自分と向き合う
白 髭 英 之

 「文章と対話しながら読み、自分の考えをもとう」を目標に「生き物はつながりの中に」(光村6年)の学習に取り組んだ。
 本文の最後に「今、あなたが生き物として生きていることが、とてもすてきに思えてきませんか。そして、自分自身のことが、大切であるように、他も大切であるとという気持ちになりませんか」と、筆者の考えが述べられている。この筆者の考えに対して、自分の考えを書くことにした。

 新しい教科書となり、子どもたちが見通しをもって学習を進めることができるように、さらに工夫が重ねられている。例えば、教科書の下部には、子どもたちの思考を促すような吹き出しが載せられている。今回学習するにあたり、この吹き出しに書かれていることを機会あるごとに読み込んだ。
 加えて、本文の後には学習活動の流れが記されている。「筆者の考えに対して、あなた自身はどう考えるだろうか。」と投げかけ、「共感できる」「共感できない」などと、自分の立場を明らかにして書くことができるように選択肢を提示している。学習の最初に、子どもたちに学習活動の流れを、本文同様、ていねいに読んだ。

 この学習で自分の考えを書くのではあるが、筆者の考えである「生きていることがすてき」「他も大切」ということを考える時に、自分自身と向き合いさせたいという願いを持っていた。
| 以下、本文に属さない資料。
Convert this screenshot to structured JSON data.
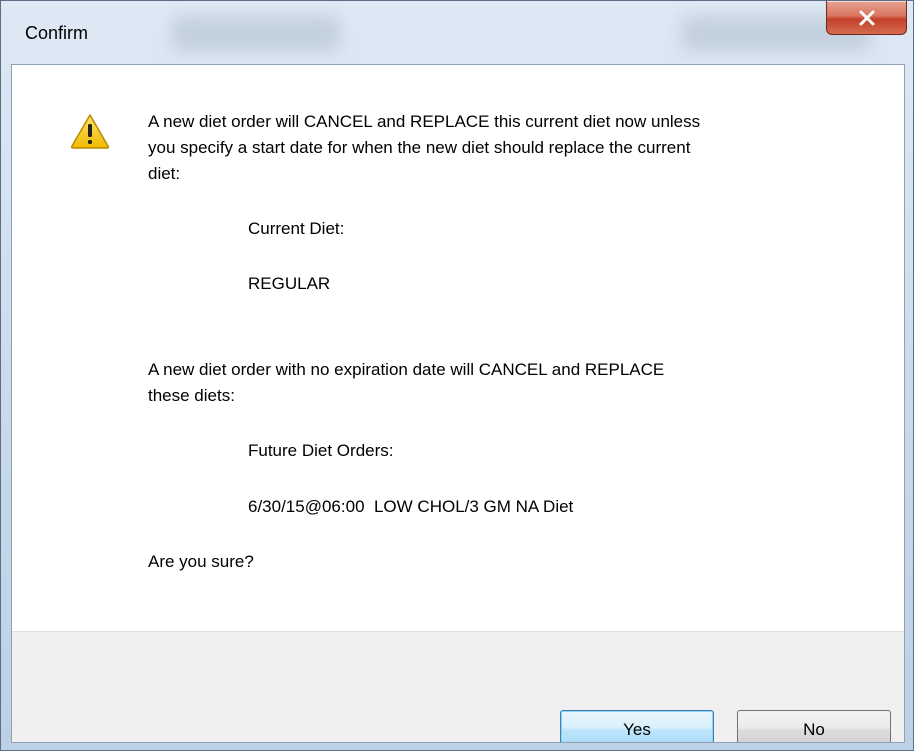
{
  "window": {
    "title": "Confirm"
  },
  "icons": {
    "close": "close-icon",
    "warning": "warning-icon"
  },
  "message": {
    "line1": "A new diet order will CANCEL and REPLACE this current diet now unless",
    "line2": "you specify a start date for when the new diet should replace the current",
    "line3": "diet:",
    "current_diet_label": "Current Diet:",
    "current_diet_value": "REGULAR",
    "line4": "A new diet order with no expiration date will CANCEL and REPLACE",
    "line5": "these diets:",
    "future_label": "Future Diet Orders:",
    "future_value": "6/30/15@06:00  LOW CHOL/3 GM NA Diet",
    "question": "Are you sure?"
  },
  "buttons": {
    "yes": "Yes",
    "no": "No"
  },
  "colors": {
    "close_button": "#c2412b",
    "default_button_border": "#3c7fb1",
    "warning_yellow": "#f5c400"
  }
}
いつも自分自身をふり返り、自分の内なる心情を感じることは、人としての生き方を学ぶ6年生では大切にしたいからである。
 子どもたちの考えから。

●将来、子どもを生むかもしれない。私がいなければ、その後の命がなくなってしまうかもしれない。(つながりを自分に置き換えて考えている。)
●私は、家族としかつながっていないと思っていた。(筆者の考えに興味をもち、納得した理由。)
●「自分自身が大切である」の意味が、いまいちわかりません。でも、いつかわかると思うので、その日がくるのが楽しみです。(母親から言われた言葉を加えながら、素直な気持ちを綴っていた。)
●歴史の中で、今、生きていると思うとすごいことだと思います。(これからの自分自身の生き方に触れていた。)
●私は、そんなに自分自身を大切にしていませんでした。マイナスのことしか考えていなかったり…。(自分自身を大切にしたいという思いを強くした。)

 今回、筆者の考えに対して自分の立場を明らかにできたが、その理由が明確でないのが多くあった。
 「生き物としての自分を考えたことがなかった」ということを書いた子どもがいたが、まさにその通りで、理由が十分に書けないことの証だと思う。
 国語科でも、自分自身の内面と向き合うことを積み重ねていきたい。